Rynek domen

Biznes zaczyna się od domeny.


ICANN: wyższe ceny domen mogą być… w interesie publicznym

ICANN: wyższe ceny domen mogą być… w interesie publicznym

ICANN sugeruje, że ograniczenie cen w kluczowych TLD jest sprzeczne z interesem publicznym. Jednocześnie twierdzi, że regulacja cen .com jest korzystna dla abonentów.

W 2019 r. ICANN zniósł ograniczenia cen nazw w domenie .org, a następnie również .biz i info. Decyzja wywołała wiele kontrowersji. Oprotestował ją m.in. Namecheap, obecnie drugi największy rejestrator domen na świecie, a także Electronic Frontier Foundation, organizacja zajmująca się walką o swobody obywatelskie w internecie.

Oba podmioty, wsparte przez 3 tys. sygnatariuszy oficjalnego protestu w tej sprawie, zgłosiły tzw. Request for Reconsideration (RfR), czyli formalny wniosek o ponowne rozpatrzenie decyzji. Kontrowersje wzmagał fakt, że zniesienie ograniczeń cenowych nastąpiło niedługo po feralnej sprzedaży rejestru .org funduszowi Ethos Capital, powiązanemu personalnie ze strukturami ICANN. Ostatecznie transakcja nie doszła do skutku, jednak limit cen i tak został zniesiony.

Od uwolnienia cen minęły już trzy lata, a Namecheap wciąż toczy z ICANN batalię prawną w tej sprawie. W ramach tzw. Independent Review Process (IRP) oponenci przerzucają się argumentami, niekiedy plącząc się we własnych wywodach. Zasadniczo stanowisko prawników ICANN sprowadza się do twierdzenia, że powództwu Namecheap brakuje podstawy prawnej. Inicjator IRP powinien wykazać, że ponosi lub może ponieść szkodę z powodu podważanej regulacji, tymczasem potencjalnymi poszkodowanymi są raczej klienci firmy.

Decydującą rolę w argumentacji odgrywają przesłanki ekonomiczne. Jak można wyczytać w niedawnej odpowiedzi ICANN na stanowisko Namecheap, Korporacja uważa, że Namecheap nie odniesie żadnej lub niemal żadnej szkody z podwyżek cen, ponieważ przerzuci koszty na swoich klientów – jak czyni to każdy inny rejestr. Zdaniem ICANN wynika to z „racjonalnej teorii ekonomicznej” i „zdrowego rozsądku”.

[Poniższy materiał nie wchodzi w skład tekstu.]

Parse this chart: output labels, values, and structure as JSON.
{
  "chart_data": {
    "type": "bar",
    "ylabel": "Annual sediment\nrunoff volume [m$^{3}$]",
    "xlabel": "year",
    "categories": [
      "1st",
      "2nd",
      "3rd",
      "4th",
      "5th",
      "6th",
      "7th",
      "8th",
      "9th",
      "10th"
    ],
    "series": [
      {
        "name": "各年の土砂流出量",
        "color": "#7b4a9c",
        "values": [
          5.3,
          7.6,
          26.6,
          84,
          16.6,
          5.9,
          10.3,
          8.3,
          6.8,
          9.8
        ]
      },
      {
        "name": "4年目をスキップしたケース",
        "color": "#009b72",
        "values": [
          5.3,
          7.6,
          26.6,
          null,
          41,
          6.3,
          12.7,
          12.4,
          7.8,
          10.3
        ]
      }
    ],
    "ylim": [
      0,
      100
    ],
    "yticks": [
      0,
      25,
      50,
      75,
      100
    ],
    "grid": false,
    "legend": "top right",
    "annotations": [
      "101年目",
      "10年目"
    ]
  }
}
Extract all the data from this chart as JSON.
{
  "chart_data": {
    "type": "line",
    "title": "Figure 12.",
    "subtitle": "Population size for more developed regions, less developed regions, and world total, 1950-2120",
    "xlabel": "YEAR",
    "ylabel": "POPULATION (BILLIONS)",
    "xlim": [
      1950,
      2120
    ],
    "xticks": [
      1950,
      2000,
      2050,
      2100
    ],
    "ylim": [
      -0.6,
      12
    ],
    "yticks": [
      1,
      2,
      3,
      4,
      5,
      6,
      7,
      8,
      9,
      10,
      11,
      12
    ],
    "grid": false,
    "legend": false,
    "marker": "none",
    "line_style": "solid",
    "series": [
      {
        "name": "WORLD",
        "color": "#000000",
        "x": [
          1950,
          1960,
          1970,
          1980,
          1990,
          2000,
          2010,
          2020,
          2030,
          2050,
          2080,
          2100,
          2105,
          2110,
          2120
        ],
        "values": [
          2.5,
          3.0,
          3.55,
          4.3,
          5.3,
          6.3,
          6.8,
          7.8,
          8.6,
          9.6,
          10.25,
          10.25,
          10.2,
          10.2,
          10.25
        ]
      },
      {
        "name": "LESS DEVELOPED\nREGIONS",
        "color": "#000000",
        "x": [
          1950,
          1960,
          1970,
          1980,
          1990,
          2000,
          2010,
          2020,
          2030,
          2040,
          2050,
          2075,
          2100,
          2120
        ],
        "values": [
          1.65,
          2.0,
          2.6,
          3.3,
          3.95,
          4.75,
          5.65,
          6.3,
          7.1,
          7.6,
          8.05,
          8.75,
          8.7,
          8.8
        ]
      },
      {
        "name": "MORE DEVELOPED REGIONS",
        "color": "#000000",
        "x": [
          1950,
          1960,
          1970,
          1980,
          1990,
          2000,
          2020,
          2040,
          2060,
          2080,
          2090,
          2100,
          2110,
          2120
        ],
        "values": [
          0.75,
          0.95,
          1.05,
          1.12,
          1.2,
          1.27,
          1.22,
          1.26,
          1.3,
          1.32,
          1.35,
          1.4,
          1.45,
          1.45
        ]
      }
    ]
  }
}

W innym miejscu dokumentu zatytułowanego „ICANN’S PRE-HEARING BRIEF ON THE MERITS” można przeczytać, że uwolnienie cen i związane z nim podwyżki mogą być w interesie publicznym. Dlaczego? Z tego prostego powodu, że ICANN „nie posiada odpowiedniej wiedzy, by ustalać optymalne ceny”, a „bez tej wiedzy istnieje niebezpieczeństwo, że ICANN mógłby ustanowić niewłaściwą cenę – taką, która zakłóca grę rynkową – co ostatecznie przyniosłoby abonentom szkodę, zamiast pożytek”.

Co ciekawe, niespełna dwie strony wcześniej autorzy stwierdzają rzecz następującą: „dzięki swojej popularności i regulowanej cenie .com ma hamujący wpływ na pozostałe rejestry, w tym .biz, .info i .org, które chciałyby podnieść ceny ponad konkurencyjny poziom”. Innymi słowy, ICANN sam sobie wytrącił argument z ręki, jeszcze zanim go użył.

Trudno się zresztą dziwić takiemu ujęciu sprawy. Uspójnienie stanowiska w sprawie cen .com i pozostałych gTLD wymagałoby wzniesienia sofistyki na jeszcze wyższy poziom. Łatwiej jest pójść na skróty i zaryzykować sprzeczność – z nadzieją, że nikt nie zwróci na to uwagi.